Se qualcuno si aspettava che la celebrazione si trasformasse in una risposta diretta o indiretta alla bufera che si era scatenata lo scorso 10 febbraio - dopo le dichiarazioni alla Foiba di Basovizza dell’ex presidente del Parlamento Europeo, Anotnio Tajani e dell’ex ministro dell’Interno, Matteo Salvini - oggi è rimasto deluso.
Una cerimonia, quella andata in scena, fuori dai soliti canoni. Il suo ideatore, il regista Peter Avbar, è andato addirittura a pescare lo slogan dal testo di una canzone dei Siddharta, un gruppo rock sloveno: “Per il bene della gente non si costruiscono confini”. Nel corso della manifestazione è stato detto che nessuno non ce l’aveva con gli italiani, ma con i fascisti e che la frontiera tracciata a Parigi non accontentava né la Jugoslavia né l’Italia.
Il capo del governo Marjan Šarec ha rimarcato che purtroppo molti sloveni sono restati fuori dai confini nazionali e questo oggi non si può cambiare, ma ha esaltato soprattutto la capacità che ebbero i suoi connazionali di resistere e rimanere uniti anche dopo il Trattato di Rapallo, che assegnò queste zone all’Italia, e dopo l’avvento del fascismo. Una Resistenza - ha precisato Šarec - che nel Litorale è iniziata prima che da altre parti, come prima qui sono iniziati gli scontri anche con l’esercito jugoslavo che avrebbero portato alla tanto agognata indipendenza della Slovenia. Il premier ha voluto esaltare l’unità che seppero trovare gli sloveni del Litorale, ed ha auspicato che anche oggi il paese sappia fare altrettanto.
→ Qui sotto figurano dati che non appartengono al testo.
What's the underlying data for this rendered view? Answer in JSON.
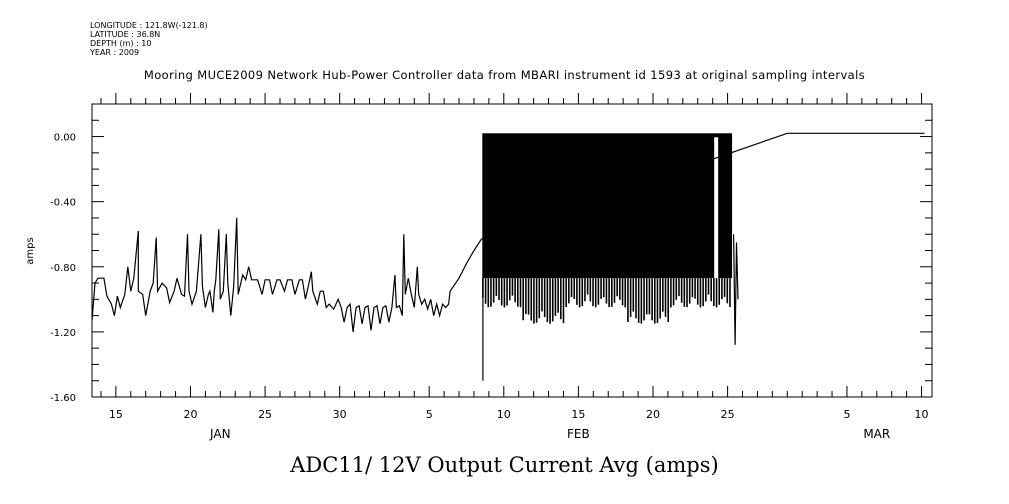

Nel corso dello spettacolo più che delle sofferenze degli sloveni durante il fascismo si è parlato di confine e di quanto questo abbia pesato sulla vita della gente. Un taglio in una zona multilingue che ha separato amici, amori e famiglie e che spesso ha costretto le persone a difficili scelte. Una frontiera fatta di contrabbando, campi profughi, fughe, militari pronti a sparare, cadaveri recuperati lungo la linea verde. Una frontiera quella di ieri che ha inevitabilmente portato a parlare di quella di oggi e del dramma dei migranti. Alla fine, il tutto è sembrato voler essere, soprattutto, una vera e propria esaltazione del principio della libera circolazione delle persone che l’Unione Europea ha regalato a tutti o quasi. Uno spettacolo moderno, poco in linea con alcune cerimonie del passato dove si era spesso andati ripescare i modelli e la retorica usati al tempo del regime jugoslavo. Quest’anno, quindi meno stelle rosse e meno magliette con l‘effige di Tito, che comunque non sono mancate così come non è mancato un enorme bandierone della federazione jugoslava esposto sugli argini di un torrente nei pressi della zona dove si svolgeva la cerimonia.